Empathy: The Often-Missing Invoice Ingredient
Invoices routinely contain payment instructions, intended to ensure proper and prompt settlement. They’re transactional and typically void of much emotion.
When processing your invoices, you may assume that every customer will understand all instructions and respond on time. However, when a customer appears unresponsive, you may feel confused and irritated — and respond in this way.
Instead, your best next move is to practice empathy. Sidestep critical assumptions, and learn more about your customer. Here are two ways you can resolve a challenge with empathy in your communications without provoking additional stress for your client or customer:
Step 1: Consider what roadblocks they may have.
When clients don’t pay on time, you may feel frustrated, since you’ve just dedicated yourself to supporting their needs. But when you communicate from this emotional place, you can easily finger point and make a stressful situation even worse.
Leading with empathy allows you to replace blame with understanding. With a little investigation, the reason for the late payment may become clear. Possibly, your valuable customer is experiencing any one of these challenges:
- They never saw the invoice.
- A new employee is unfamiliar with your payment terms.
- The electronic payment program you use may have a new and confusing format.
There are many possible reasons that the customer was unresponsive. Inquiring is the first step.
Step 2: Be careful about your tone of voice and word choice.

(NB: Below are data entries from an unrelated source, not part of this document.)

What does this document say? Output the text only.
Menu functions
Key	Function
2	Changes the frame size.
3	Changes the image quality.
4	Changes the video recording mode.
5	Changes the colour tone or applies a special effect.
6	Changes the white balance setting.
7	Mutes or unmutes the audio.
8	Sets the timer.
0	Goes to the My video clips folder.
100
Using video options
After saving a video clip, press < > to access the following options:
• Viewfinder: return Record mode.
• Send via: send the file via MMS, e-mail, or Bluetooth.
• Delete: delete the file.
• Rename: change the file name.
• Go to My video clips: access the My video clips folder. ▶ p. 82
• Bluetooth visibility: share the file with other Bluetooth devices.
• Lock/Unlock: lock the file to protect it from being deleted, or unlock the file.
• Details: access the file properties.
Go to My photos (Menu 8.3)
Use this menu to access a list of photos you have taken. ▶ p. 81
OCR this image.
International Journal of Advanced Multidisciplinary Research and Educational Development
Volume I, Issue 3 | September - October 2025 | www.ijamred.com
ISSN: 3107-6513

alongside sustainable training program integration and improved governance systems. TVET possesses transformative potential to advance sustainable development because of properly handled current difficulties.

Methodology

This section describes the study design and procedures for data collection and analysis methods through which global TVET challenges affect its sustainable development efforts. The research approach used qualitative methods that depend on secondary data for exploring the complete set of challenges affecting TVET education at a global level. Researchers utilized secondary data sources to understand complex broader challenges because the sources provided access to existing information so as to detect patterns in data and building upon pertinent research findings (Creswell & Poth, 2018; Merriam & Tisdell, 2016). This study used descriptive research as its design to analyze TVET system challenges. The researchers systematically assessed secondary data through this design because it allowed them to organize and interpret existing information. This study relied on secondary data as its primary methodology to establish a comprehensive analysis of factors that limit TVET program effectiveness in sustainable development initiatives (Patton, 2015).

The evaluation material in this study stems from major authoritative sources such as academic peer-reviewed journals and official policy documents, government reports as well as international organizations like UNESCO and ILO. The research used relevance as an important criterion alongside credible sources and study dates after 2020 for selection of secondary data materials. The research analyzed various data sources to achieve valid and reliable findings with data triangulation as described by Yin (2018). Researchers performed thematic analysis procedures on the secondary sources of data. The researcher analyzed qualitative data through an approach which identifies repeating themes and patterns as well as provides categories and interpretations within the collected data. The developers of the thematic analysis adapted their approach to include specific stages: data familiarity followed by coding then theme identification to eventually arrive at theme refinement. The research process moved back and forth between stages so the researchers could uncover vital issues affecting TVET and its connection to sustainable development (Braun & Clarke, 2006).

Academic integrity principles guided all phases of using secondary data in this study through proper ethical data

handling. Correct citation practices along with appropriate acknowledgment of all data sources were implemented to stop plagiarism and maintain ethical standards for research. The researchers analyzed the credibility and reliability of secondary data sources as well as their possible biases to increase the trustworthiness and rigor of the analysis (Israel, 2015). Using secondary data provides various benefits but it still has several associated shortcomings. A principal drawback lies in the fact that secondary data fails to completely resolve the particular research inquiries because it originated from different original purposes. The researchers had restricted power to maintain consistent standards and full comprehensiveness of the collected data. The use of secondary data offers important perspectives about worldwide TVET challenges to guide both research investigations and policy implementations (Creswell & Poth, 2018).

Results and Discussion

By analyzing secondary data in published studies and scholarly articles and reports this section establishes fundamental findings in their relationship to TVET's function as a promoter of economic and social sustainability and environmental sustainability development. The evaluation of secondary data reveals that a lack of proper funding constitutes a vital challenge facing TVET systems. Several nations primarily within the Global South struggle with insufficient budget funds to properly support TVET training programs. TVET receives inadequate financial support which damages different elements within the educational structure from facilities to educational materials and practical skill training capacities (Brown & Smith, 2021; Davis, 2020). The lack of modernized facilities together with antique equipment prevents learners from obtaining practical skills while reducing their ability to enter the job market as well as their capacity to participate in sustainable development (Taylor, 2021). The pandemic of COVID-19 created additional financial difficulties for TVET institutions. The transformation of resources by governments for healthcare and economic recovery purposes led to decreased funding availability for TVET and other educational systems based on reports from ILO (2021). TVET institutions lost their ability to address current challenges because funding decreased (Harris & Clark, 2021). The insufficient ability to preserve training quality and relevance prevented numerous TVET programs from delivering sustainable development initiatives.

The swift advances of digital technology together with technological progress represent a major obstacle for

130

Your inquiry’s language and tone are crucial for assuring the customer that you’re interested in offering assistance, not blaming them for delays. By being careful with how you write your message and communicating with empathy, you can more easily encourage speedy action.
• Avoid negative framing.
Negative words and statements provoke our brains to release stress hormones. And if your readers feel stressed, they’ll be less likely to act — and may even avoid your message.
You can overcome this emotional trigger by trying to understand how they may feel receiving your message and use positive statements as you write. Rather than say negative things like, You didn’t pay on time! encourage them to respond by reminding them, We have multiple ways for you to pay your invoice.
• Offer support.
As I mentioned earlier, some roadblocks could have emerged that kept them from seeing or receiving your invoice. Rather than demand that they pay, offer instead to resolve a conflict if they happen to have one. By asking to help them and caring to understand their challenges — rather than focusing on the blame — you can help clients feel supported and valued.
By working to understand your customers in every interaction — and communicating with empathy — you can resolve transactions more quickly and easily. And you’ll probably deepen your client relationships in the process.